Progressive lengthening of 3′ UTR during mouse embryonic development. (A) Box plots of RUD-EST values for mouse developmental stages. The preimplantation group includes “cleavage,” “morula,” and “blastocyst.” Embryonic fetus corresponds to whole fetus, and embryonic tissues include different embryonic tissue types. Median values are connected by a red line. (B) Scatter plot of RUD-SAGE values vs. developmental time. Embryonic development is shown in days and postnatal development is shown in weeks. The 8th and 19th days are indicated by vertical gray lines. The data were fitted by a Lowess function (shown as a dotted red line). There are 32 tissue types in the graph. A total of 3,041 genes were used to calculate RUD-SAGE values. (C) Scatter plot of RUD-SAGE values vs. developmental time for brain tissues. All samples are shown as gray dots, and brain samples are boxed. Linear regression was used to fit the data. (D) As in C except that testis samples (boxed) were analyzed. Two linear regression lines were used, 1 for embryonic stages (green) and 1 for postnatal stages (blue). P0 was used for both stages. R² values for the regression lines are indicated in the graphs. (E) Box plots of RUD-array values for preimplantation cells. (F) As in E except that mixed tissues were used. (G) Normalized RUD-array values for 8 embryonic tissue types.
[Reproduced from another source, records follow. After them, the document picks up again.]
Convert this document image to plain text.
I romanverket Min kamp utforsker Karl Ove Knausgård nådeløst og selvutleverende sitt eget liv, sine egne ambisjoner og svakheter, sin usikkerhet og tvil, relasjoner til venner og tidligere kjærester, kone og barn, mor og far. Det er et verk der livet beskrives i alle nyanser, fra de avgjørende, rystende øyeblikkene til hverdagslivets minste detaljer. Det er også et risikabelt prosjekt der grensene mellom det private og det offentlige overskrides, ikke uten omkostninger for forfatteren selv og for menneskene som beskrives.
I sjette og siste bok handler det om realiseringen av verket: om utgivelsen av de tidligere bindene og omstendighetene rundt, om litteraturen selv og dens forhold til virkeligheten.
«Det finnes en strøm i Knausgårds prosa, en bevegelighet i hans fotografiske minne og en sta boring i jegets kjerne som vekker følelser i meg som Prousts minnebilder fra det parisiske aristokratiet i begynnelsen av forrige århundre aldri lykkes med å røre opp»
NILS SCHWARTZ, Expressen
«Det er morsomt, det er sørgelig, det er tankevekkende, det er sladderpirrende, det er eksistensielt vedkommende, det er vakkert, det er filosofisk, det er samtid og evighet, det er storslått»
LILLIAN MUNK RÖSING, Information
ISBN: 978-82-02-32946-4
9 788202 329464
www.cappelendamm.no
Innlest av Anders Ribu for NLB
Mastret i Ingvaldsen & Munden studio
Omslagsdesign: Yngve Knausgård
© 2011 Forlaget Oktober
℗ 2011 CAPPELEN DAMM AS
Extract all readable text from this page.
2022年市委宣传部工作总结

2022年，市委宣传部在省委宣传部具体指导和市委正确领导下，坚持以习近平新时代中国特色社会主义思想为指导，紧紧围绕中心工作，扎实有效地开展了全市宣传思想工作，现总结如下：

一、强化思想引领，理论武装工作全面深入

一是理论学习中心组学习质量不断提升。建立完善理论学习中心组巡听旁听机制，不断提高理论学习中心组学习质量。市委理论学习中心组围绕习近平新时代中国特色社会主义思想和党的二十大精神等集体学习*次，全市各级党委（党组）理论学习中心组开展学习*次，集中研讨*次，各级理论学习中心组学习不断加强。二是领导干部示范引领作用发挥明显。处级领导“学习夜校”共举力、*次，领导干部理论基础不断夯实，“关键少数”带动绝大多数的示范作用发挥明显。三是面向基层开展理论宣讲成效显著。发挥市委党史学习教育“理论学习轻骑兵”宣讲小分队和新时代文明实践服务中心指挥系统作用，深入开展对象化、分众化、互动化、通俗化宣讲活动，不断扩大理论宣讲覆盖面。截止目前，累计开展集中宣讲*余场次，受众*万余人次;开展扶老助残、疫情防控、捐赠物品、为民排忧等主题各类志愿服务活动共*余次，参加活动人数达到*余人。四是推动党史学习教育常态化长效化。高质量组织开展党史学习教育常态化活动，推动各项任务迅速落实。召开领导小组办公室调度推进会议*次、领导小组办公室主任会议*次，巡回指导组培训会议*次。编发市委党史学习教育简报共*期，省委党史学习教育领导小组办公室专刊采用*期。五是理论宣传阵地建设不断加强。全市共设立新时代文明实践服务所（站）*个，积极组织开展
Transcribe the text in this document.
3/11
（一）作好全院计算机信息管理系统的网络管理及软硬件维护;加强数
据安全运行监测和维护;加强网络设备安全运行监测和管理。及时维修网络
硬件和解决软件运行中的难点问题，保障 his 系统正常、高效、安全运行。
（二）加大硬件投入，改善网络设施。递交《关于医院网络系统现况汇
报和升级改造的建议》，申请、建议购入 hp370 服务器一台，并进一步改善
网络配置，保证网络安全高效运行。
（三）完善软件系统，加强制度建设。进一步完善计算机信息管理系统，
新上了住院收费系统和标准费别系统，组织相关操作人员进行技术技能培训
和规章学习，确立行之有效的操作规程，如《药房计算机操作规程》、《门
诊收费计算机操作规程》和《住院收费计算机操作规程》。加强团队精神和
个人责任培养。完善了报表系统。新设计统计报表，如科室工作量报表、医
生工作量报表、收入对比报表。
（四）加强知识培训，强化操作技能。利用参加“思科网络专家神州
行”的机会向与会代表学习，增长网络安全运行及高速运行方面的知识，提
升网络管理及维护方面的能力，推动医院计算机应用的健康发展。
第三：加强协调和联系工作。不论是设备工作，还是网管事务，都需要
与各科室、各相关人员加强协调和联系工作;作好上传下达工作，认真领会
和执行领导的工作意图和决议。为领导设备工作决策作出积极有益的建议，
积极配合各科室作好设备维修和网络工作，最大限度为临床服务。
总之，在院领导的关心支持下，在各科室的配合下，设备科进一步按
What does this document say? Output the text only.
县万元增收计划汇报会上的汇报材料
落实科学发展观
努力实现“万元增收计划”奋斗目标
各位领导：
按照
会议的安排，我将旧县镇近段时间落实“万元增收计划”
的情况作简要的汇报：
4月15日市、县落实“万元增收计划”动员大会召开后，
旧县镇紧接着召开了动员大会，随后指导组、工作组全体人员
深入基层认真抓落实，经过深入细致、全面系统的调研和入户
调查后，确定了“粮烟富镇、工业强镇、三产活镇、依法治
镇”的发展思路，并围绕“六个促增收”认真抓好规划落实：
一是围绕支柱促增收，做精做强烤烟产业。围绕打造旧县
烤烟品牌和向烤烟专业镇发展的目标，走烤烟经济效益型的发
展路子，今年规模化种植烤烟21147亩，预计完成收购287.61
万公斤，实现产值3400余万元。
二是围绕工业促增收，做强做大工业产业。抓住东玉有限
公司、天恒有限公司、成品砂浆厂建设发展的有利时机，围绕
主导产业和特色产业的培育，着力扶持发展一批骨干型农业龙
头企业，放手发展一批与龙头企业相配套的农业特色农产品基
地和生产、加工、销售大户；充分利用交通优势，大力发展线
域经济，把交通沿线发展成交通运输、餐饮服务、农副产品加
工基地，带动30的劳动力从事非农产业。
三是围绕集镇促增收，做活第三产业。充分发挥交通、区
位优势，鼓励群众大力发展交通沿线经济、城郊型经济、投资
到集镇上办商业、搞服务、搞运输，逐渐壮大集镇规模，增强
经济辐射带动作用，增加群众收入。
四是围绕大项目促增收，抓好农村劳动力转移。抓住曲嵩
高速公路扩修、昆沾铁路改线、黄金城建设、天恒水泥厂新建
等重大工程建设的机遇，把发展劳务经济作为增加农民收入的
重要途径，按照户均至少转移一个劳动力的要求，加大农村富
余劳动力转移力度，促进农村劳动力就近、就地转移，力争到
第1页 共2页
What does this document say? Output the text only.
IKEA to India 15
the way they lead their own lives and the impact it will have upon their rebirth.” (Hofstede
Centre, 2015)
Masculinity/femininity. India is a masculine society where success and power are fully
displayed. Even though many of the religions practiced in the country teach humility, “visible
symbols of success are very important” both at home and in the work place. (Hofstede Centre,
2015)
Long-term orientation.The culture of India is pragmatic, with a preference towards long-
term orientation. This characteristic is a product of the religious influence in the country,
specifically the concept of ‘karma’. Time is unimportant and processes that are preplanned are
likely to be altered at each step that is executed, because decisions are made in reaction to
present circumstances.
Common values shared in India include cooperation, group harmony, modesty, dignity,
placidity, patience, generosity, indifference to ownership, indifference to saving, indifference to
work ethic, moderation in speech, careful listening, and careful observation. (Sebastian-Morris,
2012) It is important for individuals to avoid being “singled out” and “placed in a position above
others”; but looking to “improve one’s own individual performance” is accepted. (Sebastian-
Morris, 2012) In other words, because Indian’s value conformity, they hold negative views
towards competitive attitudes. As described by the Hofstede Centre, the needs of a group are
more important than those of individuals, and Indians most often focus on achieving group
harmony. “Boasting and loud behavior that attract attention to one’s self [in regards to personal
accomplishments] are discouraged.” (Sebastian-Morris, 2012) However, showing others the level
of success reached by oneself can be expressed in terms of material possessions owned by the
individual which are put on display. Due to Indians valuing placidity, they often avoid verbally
The normalized RUD-array values are RUD values standardized within each sample set. For each set, all time points are relative to the middle point, which was set at 0. Linear regression was used to detect the overall trend [Pearson correlation coefficient (CC) is indicated in the graph]. NCC, neural crest cells. Data sets used for A are shown in Table S1, those used for B are shown in Table S2, and those used for E, F, and G are shown in Table S3.

Fig. 3.

Regulation of 3′ UTR during C2C12 differentiation. (A) Analysis of 3′ UTR lengthening during C2C12 differentiation using 3′ array (Affymetrix Mouse 430 v2.0) data. Lanes 1 and 2 correspond to 50% and 90% cell confluency, respectively, for which cells are under the growth condition; and lanes 3–8 correspond to 6 h, 1 day, 2 days, 3 days, 4 days, and 5 days after induction of differentiation, respectively. (B) Correlation between RUD-array values and expression of gene sets during C2C12 differentiation. The negative correlation set (NCS) contains 59 genes, and the positive correlation set (PCS) contains 74 genes. Selection of these sets is shown in Fig. S2. Expression values for genes in each set were standardized across samples and averaged. RUD-array values are those shown in A. Left, correlation between RUD-array values and gene expression of PCS. Right, correlation between RUD-array values and gene expression of NCS. (C) Analysis of 3′ UTR lengthening during C2C12 differentiation using exon array (Affymetrix Mouse Exon 1.0 ST). Growth and differentiation conditions approximately correspond to 50% confluency and between +1 and +2 days in A, respectively. (D) Numbers of genes with significant change of APA during C2C12 differentiation based on comparison of probes in aUTRs with those in cUTRs. Different FDRs were used to select significant genes. The ratio of number of genes with 3′ UTR lengthened to that with 3′ UTR shortened are indicated. (E) Genes with APA that can be examined by exon array are plotted. y axis, change of intensity (differentiation vs. growth) for probes in aUTRs; x axis, change of intensity for probes in cUTRs. Genes with significant change of APA (FDR = 10%) are colored. Red, 3′ UTR lengthening (284 genes); green, 3′ UTR shortening (41 genes). (F) Schematic of constructs used to examine APA in C2C12 cells. pCMV, CMV promoter; RFP, red fluorescent protein; IRES, internal ribosome entry site; EGFP, enhance green fluorescent protein; AAA, poly(A) tail. (G) Relative usage of poly(A) sites in C2C12 cells under growth and differentiation conditions. The qRT-PCR value for the EGFP region was normalized to that for the RFP region for each sample. The value for 77S.AE under growth condition was used as reference and set at 1. Error bars are standard deviations based on triplicates.